A flood of papers have appeared in just the last week or so investigating ChatGPT’s potential:

  • ChatGPT could be used to improve patient engagement with radiology providers, such as by creating layperson reports that are more understandable, or by answering patient questions in a chatbot function, says an American Journal of Roentgenology article.
  • ChatGPT offered up accurate information about breast cancer prevention and screening to patients in a study in Radiology. But ChatGPT also gave some inappropriate and inconsistent recommendations – perhaps no surprise given that many experts themselves often disagree on breast screening guidelines.
  • ChatGPT was able to produce a report on a PET/CT scan of a patient – including technical terms like SUVmax and TNM stage – without special training, found researchers writing in Journal of Nuclear Medicine.
  • GPT-4 translated free-text radiology reports into structured reports that better lend themselves to standardization and data extraction for research in another paper published in Radiology. Best of all, the service cost 10 cents a report.
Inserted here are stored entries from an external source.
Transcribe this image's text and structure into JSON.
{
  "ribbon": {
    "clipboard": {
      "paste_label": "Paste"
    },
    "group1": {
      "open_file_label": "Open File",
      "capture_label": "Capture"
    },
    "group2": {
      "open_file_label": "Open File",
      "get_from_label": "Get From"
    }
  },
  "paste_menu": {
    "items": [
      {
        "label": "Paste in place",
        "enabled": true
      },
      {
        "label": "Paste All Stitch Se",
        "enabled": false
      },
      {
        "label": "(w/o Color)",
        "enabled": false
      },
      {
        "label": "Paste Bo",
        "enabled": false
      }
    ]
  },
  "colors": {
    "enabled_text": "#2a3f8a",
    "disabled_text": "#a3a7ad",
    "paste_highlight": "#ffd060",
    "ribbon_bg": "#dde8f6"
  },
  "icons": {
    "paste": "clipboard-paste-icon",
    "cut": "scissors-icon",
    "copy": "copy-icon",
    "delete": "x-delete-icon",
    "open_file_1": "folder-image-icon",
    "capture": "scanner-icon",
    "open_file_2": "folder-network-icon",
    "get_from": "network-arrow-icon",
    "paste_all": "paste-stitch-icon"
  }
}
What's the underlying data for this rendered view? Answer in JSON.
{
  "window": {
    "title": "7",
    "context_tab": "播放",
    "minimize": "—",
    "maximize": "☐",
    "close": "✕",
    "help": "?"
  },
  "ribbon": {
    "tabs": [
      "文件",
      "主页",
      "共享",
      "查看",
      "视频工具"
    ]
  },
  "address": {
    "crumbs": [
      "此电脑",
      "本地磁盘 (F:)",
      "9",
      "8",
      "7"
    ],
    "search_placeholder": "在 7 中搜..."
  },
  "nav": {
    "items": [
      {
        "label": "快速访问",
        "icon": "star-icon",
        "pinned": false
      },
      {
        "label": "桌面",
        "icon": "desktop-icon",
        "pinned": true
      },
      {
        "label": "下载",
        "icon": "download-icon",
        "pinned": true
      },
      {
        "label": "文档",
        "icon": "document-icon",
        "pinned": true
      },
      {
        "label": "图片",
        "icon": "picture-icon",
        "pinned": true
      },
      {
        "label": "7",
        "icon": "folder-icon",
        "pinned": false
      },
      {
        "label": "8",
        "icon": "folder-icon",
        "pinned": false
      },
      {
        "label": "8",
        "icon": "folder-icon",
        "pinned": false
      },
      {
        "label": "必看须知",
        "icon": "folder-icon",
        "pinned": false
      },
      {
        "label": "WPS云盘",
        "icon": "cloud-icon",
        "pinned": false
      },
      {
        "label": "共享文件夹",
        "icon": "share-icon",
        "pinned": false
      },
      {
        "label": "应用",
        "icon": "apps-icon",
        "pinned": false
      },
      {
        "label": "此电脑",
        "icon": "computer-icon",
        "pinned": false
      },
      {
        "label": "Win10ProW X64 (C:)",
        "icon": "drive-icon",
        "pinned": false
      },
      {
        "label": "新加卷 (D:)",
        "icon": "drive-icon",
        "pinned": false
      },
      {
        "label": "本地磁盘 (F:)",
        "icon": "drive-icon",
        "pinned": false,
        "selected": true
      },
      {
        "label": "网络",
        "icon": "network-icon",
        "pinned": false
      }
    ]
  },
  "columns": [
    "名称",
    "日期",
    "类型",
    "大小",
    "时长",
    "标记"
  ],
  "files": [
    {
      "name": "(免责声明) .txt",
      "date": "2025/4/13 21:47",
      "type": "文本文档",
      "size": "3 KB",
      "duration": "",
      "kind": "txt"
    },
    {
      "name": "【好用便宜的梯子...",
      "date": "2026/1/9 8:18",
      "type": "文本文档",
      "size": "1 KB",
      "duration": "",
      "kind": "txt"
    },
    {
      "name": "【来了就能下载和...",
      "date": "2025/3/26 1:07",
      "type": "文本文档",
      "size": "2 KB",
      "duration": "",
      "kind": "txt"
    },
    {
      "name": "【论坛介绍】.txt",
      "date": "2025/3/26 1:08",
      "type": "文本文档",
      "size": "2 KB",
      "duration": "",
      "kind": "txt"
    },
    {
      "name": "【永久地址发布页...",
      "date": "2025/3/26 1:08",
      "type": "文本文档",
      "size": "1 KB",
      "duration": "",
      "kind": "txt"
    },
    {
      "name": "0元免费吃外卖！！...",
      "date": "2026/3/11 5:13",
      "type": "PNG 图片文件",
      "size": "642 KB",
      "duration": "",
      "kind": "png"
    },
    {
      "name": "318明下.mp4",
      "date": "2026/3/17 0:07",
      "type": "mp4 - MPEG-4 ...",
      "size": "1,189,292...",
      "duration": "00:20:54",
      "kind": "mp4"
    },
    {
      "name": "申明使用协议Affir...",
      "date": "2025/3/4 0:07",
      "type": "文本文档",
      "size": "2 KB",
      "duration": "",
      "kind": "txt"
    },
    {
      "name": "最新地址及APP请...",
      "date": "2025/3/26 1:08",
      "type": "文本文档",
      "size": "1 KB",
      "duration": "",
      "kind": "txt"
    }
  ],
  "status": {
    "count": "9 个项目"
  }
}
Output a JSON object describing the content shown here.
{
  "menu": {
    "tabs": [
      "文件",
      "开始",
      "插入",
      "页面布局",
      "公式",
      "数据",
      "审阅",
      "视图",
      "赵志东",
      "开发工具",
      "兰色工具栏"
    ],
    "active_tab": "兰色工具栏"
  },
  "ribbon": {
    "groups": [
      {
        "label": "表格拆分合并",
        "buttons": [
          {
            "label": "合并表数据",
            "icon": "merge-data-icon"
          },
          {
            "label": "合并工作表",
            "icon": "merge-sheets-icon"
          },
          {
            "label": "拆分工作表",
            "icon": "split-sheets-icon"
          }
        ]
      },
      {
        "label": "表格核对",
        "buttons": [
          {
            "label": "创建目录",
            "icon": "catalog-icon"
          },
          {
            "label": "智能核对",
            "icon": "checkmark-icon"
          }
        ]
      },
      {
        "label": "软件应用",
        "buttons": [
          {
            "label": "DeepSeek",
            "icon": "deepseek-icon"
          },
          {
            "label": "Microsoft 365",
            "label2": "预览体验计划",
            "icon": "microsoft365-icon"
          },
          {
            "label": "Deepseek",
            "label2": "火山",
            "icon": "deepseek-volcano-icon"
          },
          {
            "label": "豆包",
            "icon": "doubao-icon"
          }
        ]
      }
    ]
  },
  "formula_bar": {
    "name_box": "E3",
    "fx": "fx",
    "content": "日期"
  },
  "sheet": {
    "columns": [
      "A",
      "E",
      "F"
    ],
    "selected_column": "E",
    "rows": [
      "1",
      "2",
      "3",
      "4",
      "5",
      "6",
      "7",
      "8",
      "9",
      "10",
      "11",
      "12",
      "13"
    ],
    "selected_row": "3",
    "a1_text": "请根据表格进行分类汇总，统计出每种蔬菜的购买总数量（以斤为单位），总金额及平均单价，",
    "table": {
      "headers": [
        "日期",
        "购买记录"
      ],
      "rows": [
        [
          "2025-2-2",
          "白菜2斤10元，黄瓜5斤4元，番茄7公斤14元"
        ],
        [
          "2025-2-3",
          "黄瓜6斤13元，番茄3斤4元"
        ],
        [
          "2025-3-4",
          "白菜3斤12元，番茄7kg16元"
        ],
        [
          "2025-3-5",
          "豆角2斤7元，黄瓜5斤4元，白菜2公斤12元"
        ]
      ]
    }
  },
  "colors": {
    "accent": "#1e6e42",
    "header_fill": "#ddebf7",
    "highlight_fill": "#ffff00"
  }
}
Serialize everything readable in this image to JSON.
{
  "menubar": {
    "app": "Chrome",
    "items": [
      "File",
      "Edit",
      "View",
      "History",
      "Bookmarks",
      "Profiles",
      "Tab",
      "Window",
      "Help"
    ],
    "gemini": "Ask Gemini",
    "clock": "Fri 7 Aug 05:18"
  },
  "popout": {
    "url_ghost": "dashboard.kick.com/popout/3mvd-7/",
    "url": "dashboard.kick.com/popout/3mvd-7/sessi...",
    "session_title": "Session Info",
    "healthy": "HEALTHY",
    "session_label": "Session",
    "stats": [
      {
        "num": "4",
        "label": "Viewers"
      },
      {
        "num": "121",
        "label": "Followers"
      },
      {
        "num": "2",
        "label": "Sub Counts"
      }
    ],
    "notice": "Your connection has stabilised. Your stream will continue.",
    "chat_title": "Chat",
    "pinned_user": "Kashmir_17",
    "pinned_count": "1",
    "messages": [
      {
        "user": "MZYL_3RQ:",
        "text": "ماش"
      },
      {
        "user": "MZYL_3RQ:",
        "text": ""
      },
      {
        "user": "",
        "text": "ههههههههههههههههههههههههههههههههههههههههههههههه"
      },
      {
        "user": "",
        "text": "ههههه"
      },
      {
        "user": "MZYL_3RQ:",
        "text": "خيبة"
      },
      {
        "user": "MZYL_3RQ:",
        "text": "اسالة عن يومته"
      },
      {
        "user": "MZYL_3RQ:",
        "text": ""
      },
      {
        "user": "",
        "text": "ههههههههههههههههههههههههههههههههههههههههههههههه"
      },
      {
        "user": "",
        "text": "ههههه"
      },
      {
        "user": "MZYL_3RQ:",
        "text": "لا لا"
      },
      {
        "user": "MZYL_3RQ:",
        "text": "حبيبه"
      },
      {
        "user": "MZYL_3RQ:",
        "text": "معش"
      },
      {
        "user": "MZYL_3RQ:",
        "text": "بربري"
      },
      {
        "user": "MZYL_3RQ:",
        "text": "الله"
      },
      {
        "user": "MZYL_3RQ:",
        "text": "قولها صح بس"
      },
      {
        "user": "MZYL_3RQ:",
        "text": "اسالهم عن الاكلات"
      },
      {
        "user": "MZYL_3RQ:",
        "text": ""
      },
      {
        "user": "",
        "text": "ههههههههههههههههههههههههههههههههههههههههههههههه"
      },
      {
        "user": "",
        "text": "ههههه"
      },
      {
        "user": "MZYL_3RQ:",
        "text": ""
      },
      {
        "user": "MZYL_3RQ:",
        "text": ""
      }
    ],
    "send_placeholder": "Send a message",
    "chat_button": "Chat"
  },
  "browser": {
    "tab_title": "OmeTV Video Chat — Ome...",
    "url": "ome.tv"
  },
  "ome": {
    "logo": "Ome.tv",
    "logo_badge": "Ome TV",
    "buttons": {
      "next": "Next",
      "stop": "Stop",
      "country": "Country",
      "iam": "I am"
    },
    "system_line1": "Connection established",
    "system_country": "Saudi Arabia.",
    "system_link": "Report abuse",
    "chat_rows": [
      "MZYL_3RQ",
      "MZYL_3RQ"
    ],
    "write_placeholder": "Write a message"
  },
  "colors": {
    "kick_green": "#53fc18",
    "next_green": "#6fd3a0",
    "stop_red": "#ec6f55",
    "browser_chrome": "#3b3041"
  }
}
Where is all this headed? A review article on AI in medicine in New England Journal of Medicine gave the opinion – often stated in radiology – that AI has the potential to take over mundane tasks and give health professionals more time for human-to-human interactions. 

They compared the arrival of ChatGPT to the onset of digital imaging in radiology in the 1990s, and offered a tantalizing future in which chatbots like ChatGPT and GPT-4 replace outdated technologies like x-ray file rooms and lost images – remember those?

The Takeaway

Radiology’s embrace of ChatGPT and GPT-4 is heartening given the specialty’s initial skeptical response to AI in years past. As the most technologically advanced medical specialty, it’s only fitting that radiology takes the lead in putting this transformative technology to work – as it did with digital imaging.